Mercoledì e giovedì sarà a Rovereto, ospite al Mart e alla Laba, per presentare l’edizione italiana di «The Climbers», libro con cui ha vinto il Gran Premio ai Banff Book Awards 2017 e il Mountaineering History Award. Ha reso onore con la sua macchina fotografica ai protagonisti dell’età d’oro dell’alpinismo del secolo scorso, meritandosi il soprannome di «arrampicatore della fotografia»: soddisfatto dei riscontri ottenuti?
Io non avrei mai potuto prevedere niente del genere. Del resto era un progetto privato e tale è rimasto per molti, molti anni. Qualcosa a cui mi dedicavo nel tempo libero e che si è ingrandito pian piano. Dal momento in cui il libro è stato pubblicato, sono passati ormai vent’anni. Sono felice e fortunato che la gente abbia risposto bene, accogliendo la mia proposta con tanta attenzione. È diventato qualcosa di più consistente e rilevante di quello che avrei immaginato in partenza. E posso dire che sono decisamente contento di averlo pubblicato in Italia.
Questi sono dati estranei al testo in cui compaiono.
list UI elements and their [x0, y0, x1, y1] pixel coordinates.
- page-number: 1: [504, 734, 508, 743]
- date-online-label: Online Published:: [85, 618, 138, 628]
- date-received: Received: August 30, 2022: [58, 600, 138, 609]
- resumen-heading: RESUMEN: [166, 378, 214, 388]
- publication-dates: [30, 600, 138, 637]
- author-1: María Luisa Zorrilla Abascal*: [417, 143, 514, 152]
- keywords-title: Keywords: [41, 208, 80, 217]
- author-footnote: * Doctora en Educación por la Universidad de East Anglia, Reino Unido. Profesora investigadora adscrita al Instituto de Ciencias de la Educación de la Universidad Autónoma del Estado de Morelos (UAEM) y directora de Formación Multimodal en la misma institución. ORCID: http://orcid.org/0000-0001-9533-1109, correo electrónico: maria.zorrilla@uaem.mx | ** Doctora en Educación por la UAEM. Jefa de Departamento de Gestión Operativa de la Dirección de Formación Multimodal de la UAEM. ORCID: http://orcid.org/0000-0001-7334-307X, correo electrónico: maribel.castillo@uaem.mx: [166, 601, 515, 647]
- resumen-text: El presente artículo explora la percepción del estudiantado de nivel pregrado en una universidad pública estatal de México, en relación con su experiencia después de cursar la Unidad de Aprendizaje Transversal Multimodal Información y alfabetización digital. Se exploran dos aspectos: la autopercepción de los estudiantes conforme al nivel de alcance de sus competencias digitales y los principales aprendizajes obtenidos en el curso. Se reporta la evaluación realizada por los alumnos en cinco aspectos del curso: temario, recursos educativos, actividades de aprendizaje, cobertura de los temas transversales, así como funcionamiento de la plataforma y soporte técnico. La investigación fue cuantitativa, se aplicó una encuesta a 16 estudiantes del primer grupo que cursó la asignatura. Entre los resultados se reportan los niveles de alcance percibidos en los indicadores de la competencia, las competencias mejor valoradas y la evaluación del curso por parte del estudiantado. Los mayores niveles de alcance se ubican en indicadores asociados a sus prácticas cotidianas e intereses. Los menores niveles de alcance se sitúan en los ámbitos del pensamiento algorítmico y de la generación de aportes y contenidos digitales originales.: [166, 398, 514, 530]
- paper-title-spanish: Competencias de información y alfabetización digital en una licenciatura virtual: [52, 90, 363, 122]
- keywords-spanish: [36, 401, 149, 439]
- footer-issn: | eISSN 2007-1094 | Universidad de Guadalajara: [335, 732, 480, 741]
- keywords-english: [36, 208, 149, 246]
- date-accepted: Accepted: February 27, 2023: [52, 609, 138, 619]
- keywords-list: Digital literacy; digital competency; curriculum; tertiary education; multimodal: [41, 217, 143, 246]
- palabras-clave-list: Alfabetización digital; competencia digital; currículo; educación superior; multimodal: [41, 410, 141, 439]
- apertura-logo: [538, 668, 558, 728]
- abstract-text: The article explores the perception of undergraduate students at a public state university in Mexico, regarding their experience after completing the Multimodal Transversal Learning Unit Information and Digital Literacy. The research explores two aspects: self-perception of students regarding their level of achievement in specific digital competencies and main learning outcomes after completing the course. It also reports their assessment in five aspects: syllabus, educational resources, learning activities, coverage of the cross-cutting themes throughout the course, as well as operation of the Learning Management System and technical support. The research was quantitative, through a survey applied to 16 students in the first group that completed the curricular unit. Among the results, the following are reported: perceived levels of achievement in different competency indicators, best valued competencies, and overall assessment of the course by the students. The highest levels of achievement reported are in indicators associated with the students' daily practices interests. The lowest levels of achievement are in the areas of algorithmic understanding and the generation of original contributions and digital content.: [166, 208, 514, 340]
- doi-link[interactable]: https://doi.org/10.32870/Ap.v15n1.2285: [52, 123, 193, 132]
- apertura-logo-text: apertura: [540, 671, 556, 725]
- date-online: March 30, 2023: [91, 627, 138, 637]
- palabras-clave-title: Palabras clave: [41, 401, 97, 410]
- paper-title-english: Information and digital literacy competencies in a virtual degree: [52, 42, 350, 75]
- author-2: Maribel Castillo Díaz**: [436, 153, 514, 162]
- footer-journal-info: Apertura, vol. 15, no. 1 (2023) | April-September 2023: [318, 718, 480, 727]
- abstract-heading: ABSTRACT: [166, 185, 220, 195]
La creatività è la chiave di ogni forma d’arte?
Non sono sicuro di quale sia la chiave. La creatività è solo una parte di una proposta artistica. Crescendo realizzi quanto duro lavoro richieda quell’iniziale scintilla creativa. Devi dotarti di una costante disponibilità all’impegno, darti una disciplina coerente agli obiettivi. Devi evolverti, imparare, evitare i momenti d’immobilismo. Restare nel tuo flusso, mantenere quella cosa indefinibile che qualcuno chiama stile, altri personalità o punto di vista. Non basta lo spunto di partenza: molte cose finiscono nella betoniera che dà forma all’arte.

Brescia sta cambiando pelle e nel 2023 è stata Capitale della Cultura. Che città si aspetta di scoprire?
Sono molto contento di visitarla e curioso di scoprirla. Ne avevo sentito parlare per anni e anni, ma per un motivo o per l’altro non era mai stato possibile portare la mia idea di fotografia a Brescia. Non vedo l’ora di conoscere la città e le persone che la abitano!

C’è qualche fotografo italiano che stima particolarmente?
Oh, certo che sì. Sono da tanto tempo un fan del lavoro di Mario Giacomelli, sia dei paesaggi sia dei ritratti. M’ispiro a un pioniere come Vittorio Sella che nell’800 ha fatto qualcosa di incredibile lavorando con lastre fotografiche in montagna: uno dei primi, grandi protagonisti del foto-alpinismo. Meraviglioso anche il lavoro di Paolo Roversi nella moda, come quello di Mario Cattaneo nella fotografia di strada.

Cosa direbbe ai giovani che vogliono diventare fotografi?
Se ti risulta facile, non lo stai facendo nel modo giusto. Devi studiare i maestri, approfondirne la lezione, e poi fare le tue cose di testa tua. Fallo per te, non per i soldi. Fidati del tuo istinto.